The book is structured around the valuations of five technology firms-Motorola, Cisco, Amazon.com, Ariba, and Rediff.com. The first three are household names but represent three different points in the technology spectrum. Motorola is an old technology firm with substantial investments in existing assets. It is also a firm that has fallen on hard times in the last few years, largely as a consequence of poor investments and strategic choices. Cisco is one of the great success stories of the 1990s, but a great deal of the market value of the firm reflects expectations about the future. It is also a firm that has chosen to grow through acquisitions and has done it very well. Amazon.com is the poster child (for better or worse) for the new economy stocks that have entered the market in recent years, and the popular press has documented its ups and downs in extensive detail. Ariba and Rediff.com are more recent entrants into the new economy, with Ariba representing the promise (and peril) of the Business-to-Business (B2B) Internet model, and Rediff the potential of an Internet portal serving a market (India) that could be a huge market in the future.
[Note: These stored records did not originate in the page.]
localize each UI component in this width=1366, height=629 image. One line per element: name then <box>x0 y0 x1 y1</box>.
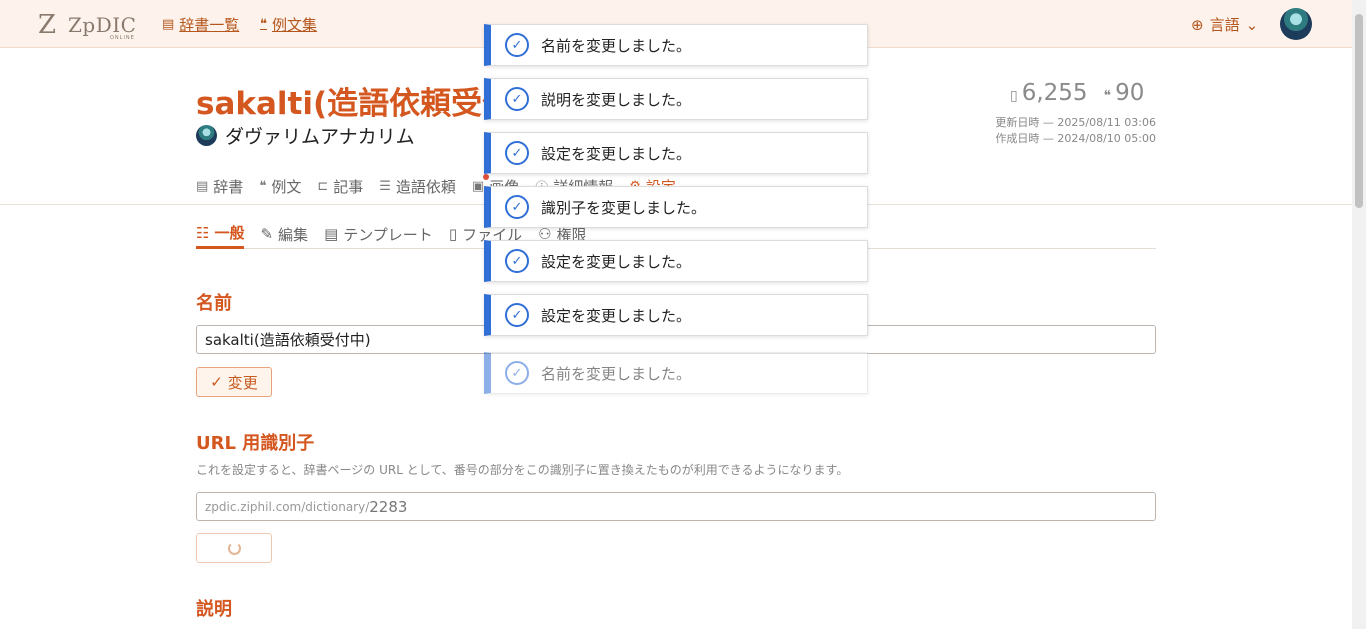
notification-dot <box>483 174 489 180</box>
check-circle-icon: ✓ <box>505 87 529 111</box>
book-icon: ▤ <box>196 179 209 194</box>
check-circle-icon: ✓ <box>505 141 529 165</box>
check-circle-icon: ✓ <box>505 303 529 327</box>
toast-notification[interactable]: ✓ 説明を変更しました。 <box>484 78 868 120</box>
tab-dictionary[interactable]: ▤ 辞書 <box>196 176 243 197</box>
tab-articles[interactable]: ⊏ 記事 <box>317 176 363 197</box>
toast-notification[interactable]: ✓ 設定を変更しました。 <box>484 294 868 336</box>
examples-link[interactable]: ❝ 例文集 <box>260 14 317 35</box>
name-heading: 名前 <box>196 293 232 314</box>
subtab-template[interactable]: ▤ テンプレート <box>324 219 433 249</box>
url-identifier-heading: URL 用識別子 <box>196 433 315 454</box>
quote-icon: ❝ <box>1103 88 1112 104</box>
tab-examples[interactable]: ❝ 例文 <box>259 176 301 197</box>
toast-notification[interactable]: ✓ 名前を変更しました。 <box>484 24 868 66</box>
image-icon: ▣ <box>471 179 485 194</box>
dictionary-counts: ▯ 6,255 ❝ 90 <box>1010 80 1144 106</box>
owner-avatar <box>196 125 217 146</box>
tab-requests[interactable]: ☰ 造語依頼 <box>379 176 456 197</box>
toast-notification[interactable]: ✓ 設定を変更しました。 <box>484 240 868 282</box>
loading-spinner-icon <box>227 541 241 555</box>
dictionary-list-icon: ▤ <box>162 17 175 32</box>
quote-icon: ❝ <box>259 179 267 194</box>
article-icon: ⊏ <box>317 179 329 194</box>
globe-icon: ⊕ <box>1191 15 1204 34</box>
check-circle-icon: ✓ <box>505 361 529 385</box>
word-count: ▯ 6,255 <box>1010 80 1088 106</box>
list-icon: ☰ <box>379 179 391 194</box>
check-circle-icon: ✓ <box>505 33 529 57</box>
toast-notification[interactable]: ✓ 名前を変更しました。 <box>484 352 868 394</box>
url-identifier-input[interactable]: zpdic.ziphil.com/dictionary/ 2283 <box>196 492 1156 521</box>
check-circle-icon: ✓ <box>505 249 529 273</box>
scrollbar-thumb[interactable] <box>1355 14 1363 208</box>
file-icon: ▯ <box>448 225 458 243</box>
subtab-edit[interactable]: ✎ 編集 <box>260 219 308 249</box>
quote-icon: ❝ <box>260 17 267 32</box>
word-icon: ▯ <box>1010 88 1018 104</box>
user-avatar[interactable] <box>1280 8 1312 40</box>
language-selector[interactable]: ⊕ 言語 ⌄ <box>1191 14 1258 35</box>
description-heading: 説明 <box>196 599 232 620</box>
toast-notification[interactable]: ✓ 設定を変更しました。 <box>484 132 868 174</box>
toast-notification[interactable]: ✓ 識別子を変更しました。 <box>484 186 868 228</box>
chevron-down-icon: ⌄ <box>1245 15 1259 34</box>
pencil-icon: ✎ <box>260 225 274 243</box>
check-circle-icon: ✓ <box>505 195 529 219</box>
url-prefix: zpdic.ziphil.com/dictionary/ <box>205 499 370 514</box>
url-identifier-description: これを設定すると、辞書ページの URL として、番号の部分をこの識別子に置き換え… <box>196 463 849 477</box>
dictionary-owner[interactable]: ダヴァリムアナカリム <box>196 122 415 149</box>
check-icon: ✓ <box>210 373 223 391</box>
subtab-general[interactable]: ☷ 一般 <box>196 219 245 249</box>
change-identifier-button[interactable] <box>196 533 272 563</box>
example-count: ❝ 90 <box>1103 80 1145 106</box>
dictionary-dates: 更新日時 — 2025/08/11 03:06 作成日時 — 2024/08/1… <box>995 116 1156 145</box>
dictionary-list-link[interactable]: ▤ 辞書一覧 <box>162 14 239 35</box>
sliders-icon: ☷ <box>196 223 210 242</box>
change-name-button[interactable]: ✓ 変更 <box>196 367 272 397</box>
template-icon: ▤ <box>324 225 339 243</box>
One of the limitations of valuing real companies is that your mistakes are there on the printed page for all to see over time, but that prospect does not bother me. At the risk of giving away the punch line, I do find discounted cash flow values for all five companies: Motorola ($32.39), Cisco ($44.92), Amazon.com ($34.37), Ariba ($72.13), and Rediff.com ($19.05). For what it is worth, at the time that I did the valuations in June 2000, I found Amazon to be overvalued at $48 per share and Cisco to be overvalued at $64.88. Motorola at $34.25 per share and Ariba at $75 per share were fairly valued, and Rediff.com was significantly undervalued at $10 per share. By the time I finished the book, Amazon had dropped in value to $30 per share, and Cisco was trading at $51. Motorola had gone from being fairly valued to undervalued, Ariba saw its stock price double, and Rediff remained undervalued. I have no doubt that you will disagree with me on some of the inputs I have used, and the values that you assign these firms will be different from mine. What I would emphasize, therefore, is not the values that I arrive at for these firms, but the process by which I got there.

Finally, I want this book to be useful to a wide audience: individual investors who hold technology stocks in their portfolios, equity research analysts, venture capitalists, and managers at technology firms. There are portions of the book that I must confess are not easy reading, but I have tried as much as I can to provide an intuitive rationale for everything that I do. Technology firms, notwithstanding the back and forth of markets, are here to stay, and valuing them is something we all need to grapple with. I hope you find this book useful in that endeavor.